Primero las Damas (Parte II)
| Columnistas - Eduard Sarmiento Hidalgo |
LEJOS DE CASA, OTRA FAMILIA
Llegué el año pasado a la ciudad de Medellín y a pesar de buscar compartir un apartamento -por simple economía-, muy posiblemente con compañeros de trabajo; “aterricé” en una familia, aún mas matriarcal y muy buena. De ésta experiencia tomo el ejemplo de dos mujeres principalmente, una de las cuales luego de un matrimonio agridulce, una separación y un desplazamiento del Urabá antioqueño, llegó un día sin saber cómo iba a ser su vida en la capital paisa. Salió adelante sola; prácticamente tiene a sus cuatro hijos profesionales y trabajando; sus estándares, su inteligencia y su filosofía de vida no le permiten conformarse con ello e indirectamente les exige más, como personas, como trabajadores, como profesionales. Ella sabe lo que ha dado por ellos y sabe que éstos tienen aún mucho que trabajar para acercarse a lo que significa casi toda una vida de “logros” familiares que ella ha forjado. La otra mujer, una abuela de 88 años; da cuenta de esas historias que vivió en su juventud, pero que se siguen escuchando en las regiones apartadas, donde parece haberse congelado el tiempo. Me cuenta que su esposo le propuso matrimonio “conquistándola” con una casa grande y un negocio próspero, pidiéndole a cambio “sólo” que tuviese los hijos que él quisiera. Obviamente ella aceptó. Hubo maltratos definitivamente pero a ella no le importó, finalmente como me dijo: “no me mató, aquí estoy viva”. Parecía que el señor tenía problemas psiquiátricos, pero como era ¿o es? normal que el hombre maltratara a sus hijos y esposa, lejos estuvo de una evaluación médica entonces. Años después, en su vejez, finalmente fue diagnosticado y medicado.
LA PRENSA
Hace un año, asistía a un Foro Femenino organizado por los Clubes de Leones en Bogotá y una de los conferencistas invitados era la Ministra de Salud del gobierno Barco. Inició su intervención contándonos apartes de los comienzos de su carrera; estudió medicina en la universidad Javeriana, carrera en la que era la única mujer inscrita. Tuvo que soportar toda su vida estudiantil la discriminación del entorno académico en el que se ventilaba que ella estaba allí para buscar marido y que una vez lo encontrara dejaría la carrera, efectivamente encontró marido; mas no dejó su profesión que la llevó hasta ser ministra de estado. Cuanto ha cambiado la participación de la mujer en la vida pública. Hoy la prensa nos acerca a esa visión pública de la mujer, la que ella nos cuenta y la que vemos de ella. Atestiguamos cada vez como la mujer se ha ganado la patente de la cancillería colombiana por ejemplo, no en vano las más exitosas representaciones de la diplomacia nacional han sido llevadas a cabo por las mujeres; a los nombres de Noemí Sanín, María Emma Mejía, Carolina Barco o Consuelo Araújo, se sumó María Ángela Holguín. Sin importar la tendencia política de donde venga la evaluación, la mayoría les reconoce un buen balance y a la última adjudican un buen comienzo.

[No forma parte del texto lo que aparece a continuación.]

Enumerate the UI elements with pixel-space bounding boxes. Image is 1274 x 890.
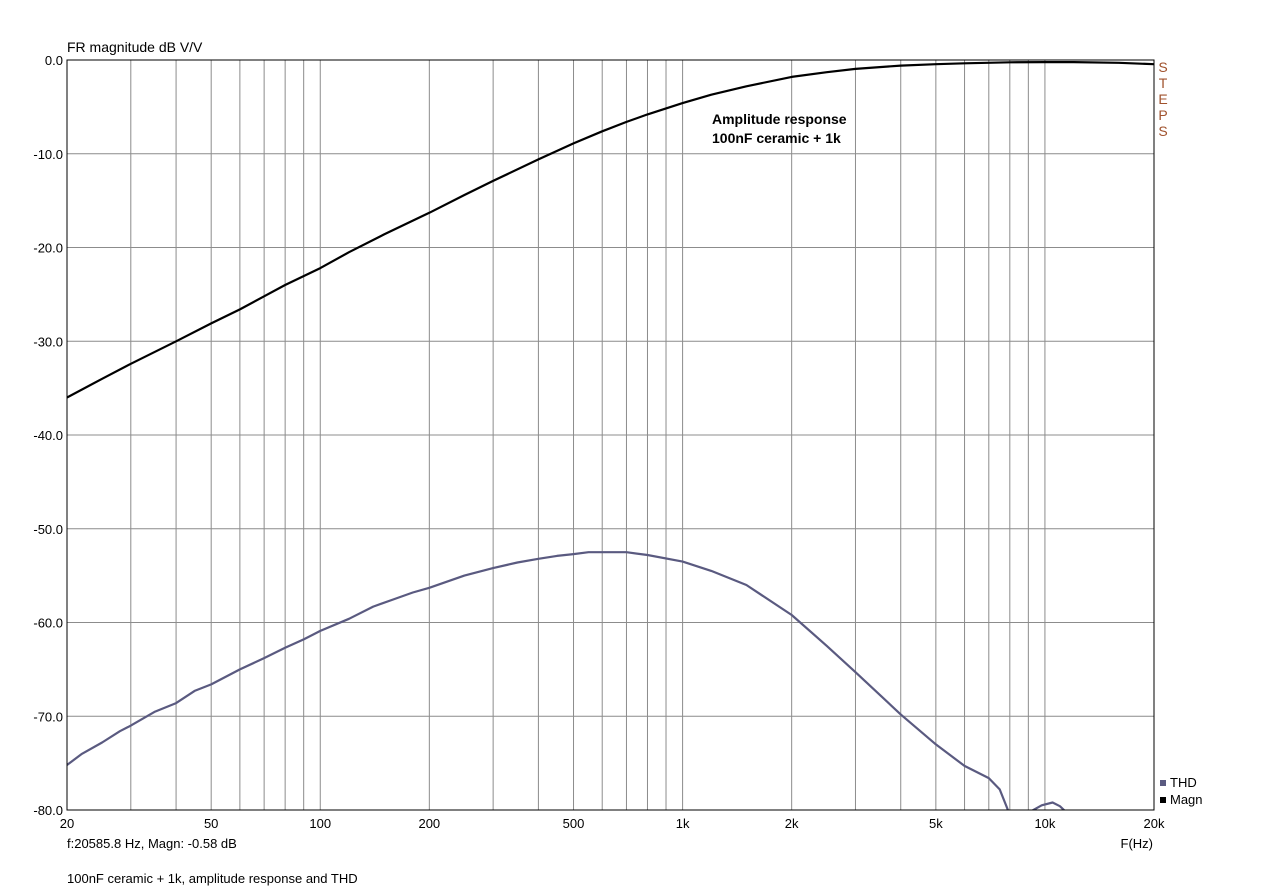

Desmitifican éstas la creencia en que la mujer es pura emotividad, destacándose en un rubro donde prima la racionalidad.
Algunas se fueron y otras nos quedan, en el ámbito colombiano mujeres de alto valor público; aguerridas como la jueza Gaona (Cuyo cobarde asesinato levantó menos reacción de los colombianos que la lechuza de Barranquilla), frenteras como Cecilia López en sus debates por Agroingreso, inspiradoras como Gloria Valencia de Castaño que se dio a la tarea de intentar culturizar al pueblo colombiano (Yo también crecí con Naturalia), tercas como Sonia Osorio y su lucha por resucitar la danza colombiana mezclándola con el ballet a pesar de sus contradictores, rectas como Gina Parody que se fue de las toldas de la U asqueada, hasta cabe nombrar a la muy conservadora y poco zipaquireña Marta Lucía Ramírez que quiso hacer política basada en los argumentos y no en los insultos que marcaron las precandidaturas azules el año pasado, la persistente Gilma Jimenez y su referendo por lo niños, etc.